Ontem assisti, pela primeira vez, a um espectáculo na Casa da Música. Cheguei bem cedinho, tendo tido a oportunidade, assim, de visitar o edifício e todos os seus recantos, com tempo.
Num país de poucos recursos, não sou especial adepto de investimentos públicos desta envergadura. Muito menos quando a derrapagem ultrapassa os limites do razoável.
Agora, o edifício da Casa da Música ultrapassou todas as minhas expectativas. Tem os seus defeitos, é certo. O maior, realmente, é a sua localização num gaveto entre a Avenida da Boavista, a Rua Cinco de Outubro e a Rotunda; perde-se o impacto que o edifício poderia ter, se construído num local onde pudesse ser apreciado a uma certa distância. A porta de entrada, também, não pode estar permanentemente aberta para a rua, pois provoca um túnel de ar que circula por dentro do edifício.
Agora, a beleza exterior do edifício, os foyers, as suas salas principais, a cyber room, a escolha dos materiais, tornam este recinto um dos mais belos que até hoje visitei. A Casa da Música, onde actuou Mariza, transfigurou-se: a sua voz, de facto, aliada à magia da sala, com a sua sonoridade, conforto, pela forma como se recria com os jogos de luzes, suspendeu o meu espírito, que vagueou por aquela sala durante as duas horas; ainda hoje me sinto longe.
A minha percepção pode estar a ser, em parte, influenciada pelo meu orgulho portuense, esse orgulho que muitos consideram provinciano e saloio (é sabido que os filhos, naturais ou, na maior parte dos casos, adoptivos, das grandes metrópoles não se apegam à sua terra, pois o cosmopolitismo impõe que sejam «cidadãos do mundo», tornando-os, em geral, «cidadãos do nada»); mas o fascínio que provocou em mim a Casa da Música não foi menor que o que senti nos cinco mil metros do Kilimanjaro, a quinze metros de profundidade na Grande Barreira dos Corais, na primeira viagem de helicóptero à volta de Manhattan, navegando ao fim da tarde no Bósforo, ou calcorreando as praias do Príncipe. Por isso recomendo a todos uma visita à «Casa da Música», de espírito aberto e «desintoxicado». Estou certo que quererão voltar.
Rodrigo Adão da Fonseca
P.S. Muito se tem discutido sobre a pretensa falta de um «Fosso de Orquestra» na Casa da Música. De facto, o edifício foi construído para potenciar certas valências, em detrimento de outras. Eu não sou versado em arquitectura nem em acústica. Ao que consta, a abertura de um fosso entre o palco e a plateia teria um forte impacto na sonorização da sala, limitando aquilo que se pretende venha a ser a Casa da Música, desvirtuando a sua vocação. O Porto já dispõe de uma sala de espectáculos, o S. João, com o tal «Fosso de Orquestra». A opção foi, por isso, construir - não uma «Ópera do Porto» - mas uma «Casa da Música».

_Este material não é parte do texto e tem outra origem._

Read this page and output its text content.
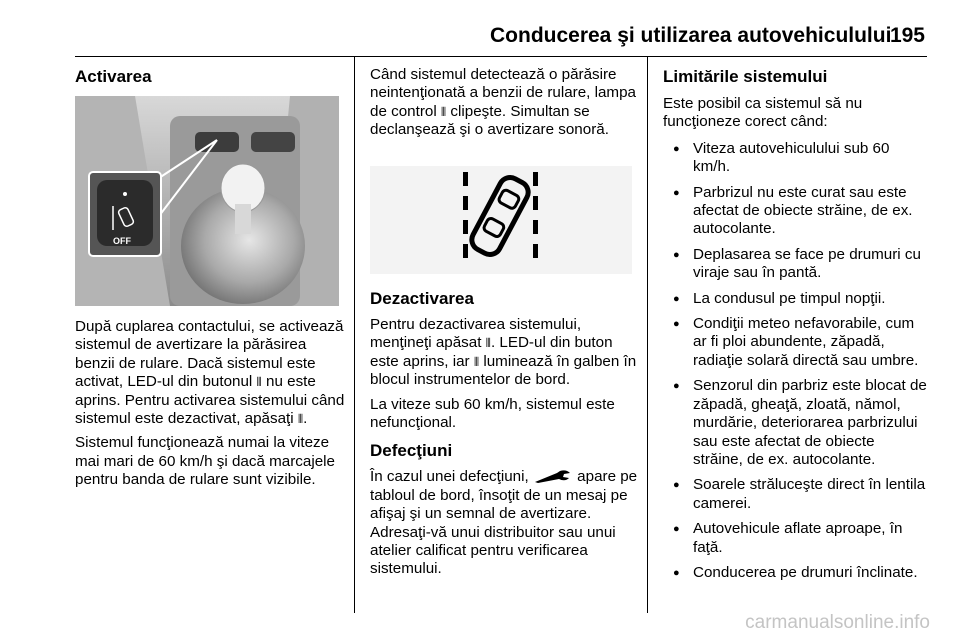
Conducerea şi utilizarea autovehiculului
195
Activarea
OFF

După cuplarea contactului, se activează sistemul de avertizare la părăsirea benzii de rulare. Dacă sistemul este activat, LED-ul din butonul ⦀ nu este aprins. Pentru activarea sistemului când sistemul este dezactivat, apăsaţi ⦀.

Sistemul funcţionează numai la viteze mai mari de 60 km/h şi dacă marcajele pentru banda de rulare sunt vizibile.

Când sistemul detectează o părăsire neintenţionată a benzii de rulare, lampa de control ⦀ clipeşte. Simultan se declanşează şi o avertizare sonoră.

Dezactivarea

Pentru dezactivarea sistemului, menţineţi apăsat ⦀. LED-ul din buton este aprins, iar ⦀ luminează în galben în blocul instrumentelor de bord.

La viteze sub 60 km/h, sistemul este nefuncţional.

Defecţiuni

În cazul unei defecţiuni,	apare pe tabloul de bord, însoţit de un mesaj pe afişaj şi un semnal de avertizare. Adresaţi-vă unui distribuitor sau unui atelier calificat pentru verificarea sistemului.

Limitările sistemului

Este posibil ca sistemul să nu funcţioneze corect când:

● Viteza autovehiculului sub 60 km/h.
● Parbrizul nu este curat sau este afectat de obiecte străine, de ex. autocolante.
● Deplasarea se face pe drumuri cu viraje sau în pantă.
● La condusul pe timpul nopţii.
● Condiţii meteo nefavorabile, cum ar fi ploi abundente, zăpadă, radiaţie solară directă sau umbre.
● Senzorul din parbriz este blocat de zăpadă, gheaţă, zloată, nămol, murdărie, deteriorarea parbrizului sau este afectat de obiecte străine, de ex. autocolante.
● Soarele străluceşte direct în lentila camerei.
● Autovehicule aflate aproape, în faţă.
● Conducerea pe drumuri înclinate.
carmanualsonline.info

Tal, aliás, nem é inédito: o Royal Festival Hall, onde reside a London Philharmonic Orchestra, ou o Philharmonie Building, em Berlim, só para citar alguns exemplos, não dispõem do tal «fosso». A Casa da Música não é, ao contrário do que julgam alguns letrados (cuja grande preocupação é não ter uma mesa disponível para tomar o chá), um «campo de futebol sem balizas»: utilizando a terminologia desportiva, tão do apreço do cidadão comum, pergunto: será que todos os desportos que se praticam com bola têm «balizas»? Já pensaram o que seria um campo de basket com balizas? Porque é que o Estádio da Luz e de Alvalade não têm uma valência para o ténis, ou uma «pista de tartan»? Se os desportos necessitam de equipamentos adequados aos seus objectivos, será que tal não deverá ocorrer na música?